"Dans les petits papiers."
Je viens de retrouver un papier sur lequel j'ai écrit :
"Je suis un enfant non-désiré. J'ai 37 ans (écrit en 1999). Je n'ai pas coupé le cordon ombilical. Ma mère m'a couvé, hyperprotégé, infantilisé.
En voulant me faire beaucoup de bien, elle m'a fait beaucoup de mal. Elle m'a gardé en otage. Elle a dicté toutes mes décisions, fait infléchir toutes mes propositions ; elle a exercé et maintenu
une étouffante pression.
Elle a créé une dépendance financière.
Elle m'a transmis tout son stress.
Je n'ai jamais pu acquérir une autonomie ; encore moins une indépendance.
Elle ne m'a pas vu grandir et je ne l'ai pas vu vieillir.
Aujourd'hui, je mesure l'ampleur des dégâts.
J'ai passé le plus clair de mon temps auprès de ma mère ; tout me ramène à elle.
Je nourris pour elle un véritable rapport amour/haine.
Indépendamment de cette éducation très protégée, je souffre d'une anomalie génitale (phimosis mal soigné) qui m'empêche d'avoir des rapports sexuels.
Les femmes me font peur.
Je me sens très seul et j'éprouve de très grosses angoisses."
Je viens de retrouver quelques phrases de Franz Kafka, extraites de sa correspondance, en 1920 :
"J'écris autrement que je ne parle, je parle autrement que je ne pense, je pense autrement que je devrais penser, et ainsi jusqu'au plus profond de l'obscurité."
Je viens de retrouver la copie d'une lettre que j'ai adressé au "Courrier" du quotidien régional "La Dépêche du Midi". Elle est datée du 11 septembre 2000 et dit ceci :
"J'ai été élevé dans un milieu figé et étriqué où la sexualité était un sujet tabou, occultée par de nombreux non-dits et interdits.
Mon père fut insignifiant et ma mère très possessive.
A 10 ans, j'ai subi une circoncision pour remédier à un phimosis. Ce fut un magistral loupé.
Pendant 20 ans, j'ai vécu -en me taisant- avec un sexe charcuté qui n'était pas fonctionnel.
Je n'ai jamais pu instaurer un dialogue qui aurait peut-être permis de limiter l'ampleur des dégâts.
En 1994, j'ai accepté de subir une intervention réparatrice, une plastie du frein.
Hélas, la frustration et la carence affective ont généré des troubles psychiques dont j'ai du mal à me défaire.
Insidieusement, une déviance s'est installée, le fétichisme (des bottes-cuissardes) à tendance sadomasochiste.

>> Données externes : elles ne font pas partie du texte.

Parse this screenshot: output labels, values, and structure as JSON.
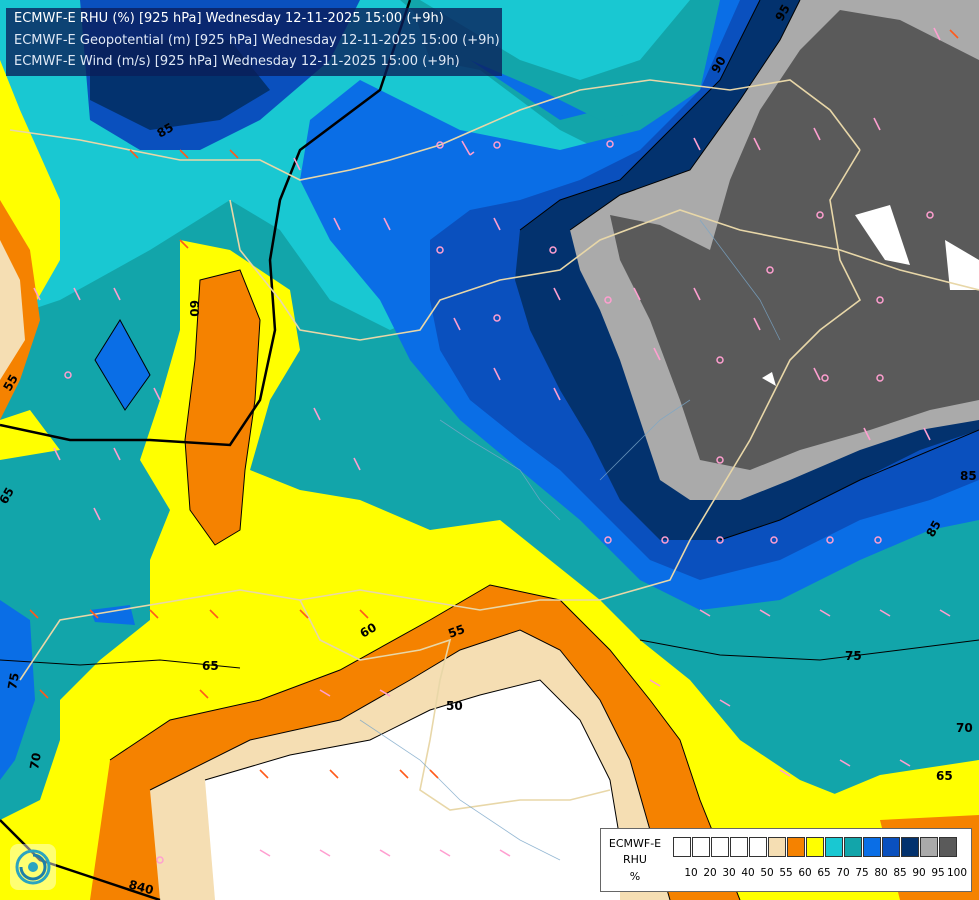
{
  "titles": {
    "line1": "ECMWF-E RHU (%) [925 hPa] Wednesday 12-11-2025 15:00 (+9h)",
    "line2": "ECMWF-E Geopotential (m) [925 hPa] Wednesday 12-11-2025 15:00 (+9h)",
    "line3": "ECMWF-E Wind (m/s) [925 hPa] Wednesday 12-11-2025 15:00 (+9h)"
  },
  "legend": {
    "title1": "ECMWF-E",
    "title2": "RHU",
    "unit": "%",
    "bins": [
      {
        "label": "10",
        "color": "#ffffff"
      },
      {
        "label": "20",
        "color": "#ffffff"
      },
      {
        "label": "30",
        "color": "#ffffff"
      },
      {
        "label": "40",
        "color": "#ffffff"
      },
      {
        "label": "50",
        "color": "#ffffff"
      },
      {
        "label": "55",
        "color": "#f5deb3"
      },
      {
        "label": "60",
        "color": "#f58200"
      },
      {
        "label": "65",
        "color": "#ffff00"
      },
      {
        "label": "70",
        "color": "#19c8d2"
      },
      {
        "label": "75",
        "color": "#12a5aa"
      },
      {
        "label": "80",
        "color": "#0a6ee6"
      },
      {
        "label": "85",
        "color": "#0a50be"
      },
      {
        "label": "90",
        "color": "#03326e"
      },
      {
        "label": "95",
        "color": "#aaaaaa"
      },
      {
        "label": "100",
        "color": "#5a5a5a"
      }
    ]
  },
  "contour_labels": [
    {
      "text": "95",
      "id": "c95"
    },
    {
      "text": "90",
      "id": "c90"
    },
    {
      "text": "85",
      "id": "c85a"
    },
    {
      "text": "85",
      "id": "c85b"
    },
    {
      "text": "60",
      "id": "c60a"
    },
    {
      "text": "60",
      "id": "c60b"
    },
    {
      "text": "55",
      "id": "c55a"
    },
    {
      "text": "55",
      "id": "c55b"
    },
    {
      "text": "65",
      "id": "c65a"
    },
    {
      "text": "65",
      "id": "c65b"
    },
    {
      "text": "65",
      "id": "c65c"
    },
    {
      "text": "70",
      "id": "c70a"
    },
    {
      "text": "70",
      "id": "c70b"
    },
    {
      "text": "75",
      "id": "c75a"
    },
    {
      "text": "75",
      "id": "c75b"
    },
    {
      "text": "50",
      "id": "c50"
    },
    {
      "text": "840",
      "id": "c840"
    }
  ],
  "colors": {
    "white": "#ffffff",
    "tan": "#f5deb3",
    "orange": "#f58200",
    "yellow": "#ffff00",
    "cyan": "#19c8d2",
    "teal": "#12a5aa",
    "blue": "#0a6ee6",
    "darkblue": "#0a50be",
    "navy": "#03326e",
    "lightgray": "#aaaaaa",
    "darkgray": "#5a5a5a"
  }
}
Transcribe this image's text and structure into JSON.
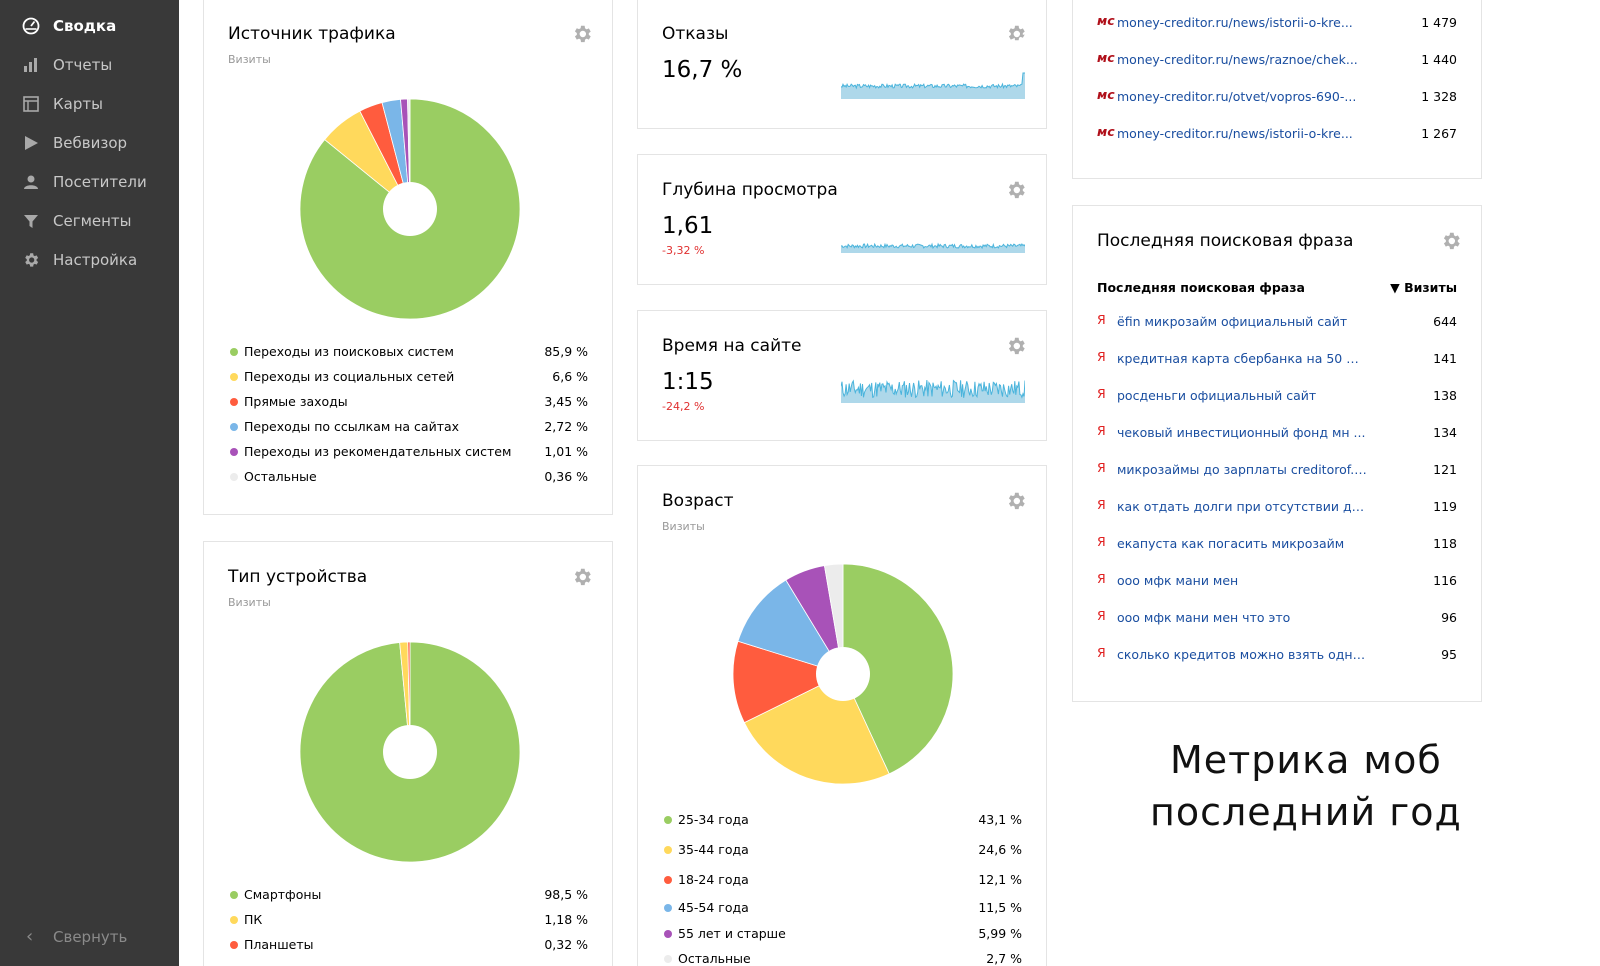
{
  "sidebar": {
    "items": [
      {
        "label": "Сводка",
        "icon": "dashboard-icon"
      },
      {
        "label": "Отчеты",
        "icon": "bar-chart-icon"
      },
      {
        "label": "Карты",
        "icon": "map-icon"
      },
      {
        "label": "Вебвизор",
        "icon": "play-icon"
      },
      {
        "label": "Посетители",
        "icon": "user-icon"
      },
      {
        "label": "Сегменты",
        "icon": "filter-icon"
      },
      {
        "label": "Настройка",
        "icon": "gear-icon"
      }
    ],
    "collapse_label": "Свернуть"
  },
  "traffic": {
    "title": "Источник трафика",
    "subtitle": "Визиты",
    "items": [
      {
        "name": "Переходы из поисковых систем",
        "pct": "85,9 %",
        "value": 85.9,
        "color": "#9acd62"
      },
      {
        "name": "Переходы из социальных сетей",
        "pct": "6,6 %",
        "value": 6.6,
        "color": "#ffd95c"
      },
      {
        "name": "Прямые заходы",
        "pct": "3,45 %",
        "value": 3.45,
        "color": "#ff5c3e"
      },
      {
        "name": "Переходы по ссылкам на сайтах",
        "pct": "2,72 %",
        "value": 2.72,
        "color": "#7ab6e8"
      },
      {
        "name": "Переходы из рекомендательных систем",
        "pct": "1,01 %",
        "value": 1.01,
        "color": "#a852b8"
      },
      {
        "name": "Остальные",
        "pct": "0,36 %",
        "value": 0.36,
        "color": "#ececec"
      }
    ]
  },
  "device": {
    "title": "Тип устройства",
    "subtitle": "Визиты",
    "items": [
      {
        "name": "Смартфоны",
        "pct": "98,5 %",
        "value": 98.5,
        "color": "#9acd62"
      },
      {
        "name": "ПК",
        "pct": "1,18 %",
        "value": 1.18,
        "color": "#ffd95c"
      },
      {
        "name": "Планшеты",
        "pct": "0,32 %",
        "value": 0.32,
        "color": "#ff5c3e"
      }
    ]
  },
  "bounce": {
    "title": "Отказы",
    "value": "16,7 %"
  },
  "depth": {
    "title": "Глубина просмотра",
    "value": "1,61",
    "delta": "-3,32 %"
  },
  "time": {
    "title": "Время на сайте",
    "value": "1:15",
    "delta": "-24,2 %"
  },
  "age": {
    "title": "Возраст",
    "subtitle": "Визиты",
    "items": [
      {
        "name": "25-34 года",
        "pct": "43,1 %",
        "value": 43.1,
        "color": "#9acd62"
      },
      {
        "name": "35-44 года",
        "pct": "24,6 %",
        "value": 24.6,
        "color": "#ffd95c"
      },
      {
        "name": "18-24 года",
        "pct": "12,1 %",
        "value": 12.1,
        "color": "#ff5c3e"
      },
      {
        "name": "45-54 года",
        "pct": "11,5 %",
        "value": 11.5,
        "color": "#7ab6e8"
      },
      {
        "name": "55 лет и старше",
        "pct": "5,99 %",
        "value": 5.99,
        "color": "#a852b8"
      },
      {
        "name": "Остальные",
        "pct": "2,7 %",
        "value": 2.7,
        "color": "#ececec"
      }
    ]
  },
  "pages": {
    "rows": [
      {
        "url": "money-creditor.ru/news/istorii-o-kre...",
        "count": "1 479"
      },
      {
        "url": "money-creditor.ru/news/raznoe/chek...",
        "count": "1 440"
      },
      {
        "url": "money-creditor.ru/otvet/vopros-690-...",
        "count": "1 328"
      },
      {
        "url": "money-creditor.ru/news/istorii-o-kre...",
        "count": "1 267"
      }
    ]
  },
  "search": {
    "title": "Последняя поисковая фраза",
    "col_phrase": "Последняя поисковая фраза",
    "col_visits": "▼ Визиты",
    "rows": [
      {
        "phrase": "ёfin микрозайм официальный сайт",
        "count": "644"
      },
      {
        "phrase": "кредитная карта сбербанка на 50 дн...",
        "count": "141"
      },
      {
        "phrase": "росденьги официальный сайт",
        "count": "138"
      },
      {
        "phrase": "чековый инвестиционный фонд мн ...",
        "count": "134"
      },
      {
        "phrase": "микрозаймы до зарплаты creditorof.ru",
        "count": "121"
      },
      {
        "phrase": "как отдать долги при отсутствии ден...",
        "count": "119"
      },
      {
        "phrase": "екапуста как погасить микрозайм",
        "count": "118"
      },
      {
        "phrase": "ооо мфк мани мен",
        "count": "116"
      },
      {
        "phrase": "ооо мфк мани мен что это",
        "count": "96"
      },
      {
        "phrase": "сколько кредитов можно взять одно...",
        "count": "95"
      }
    ]
  },
  "caption": {
    "line1": "Метрика моб",
    "line2": "последний год"
  },
  "colors": {
    "sidebar_bg": "#393939",
    "link": "#1a4ea0",
    "negative": "#e03030",
    "spark_fill": "#aed8ea",
    "spark_line": "#4ab4dc"
  }
}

Je me sens VICTIME DE CETTE DEVIANCE QUE JE N'ASSUME PAS, qui gère, obsède et envahit tout mon système de pensée. J'alterne l'attrait et le rejet. J'éprouve un GRAND SENTIMENT DE CULPABILITE ET
DE HONTE. Du conflit fascination/répulsion naît le refoulement et l'angoisse. CE COMBAT EST EPUISANT.
Voulez-vous m'aider à y voir plus clair ?"
C'est un appel au secours que je remets aux bons soins de l'acheminement postal. Je guette une réponse dans les colonnes du journal. Ce cas de figure est-il si délicat ? La lettre s'est-elle
égarée ? Quoi d'autre encore pour que je ne trouve pas de réponse à ce douloureux questionnement ?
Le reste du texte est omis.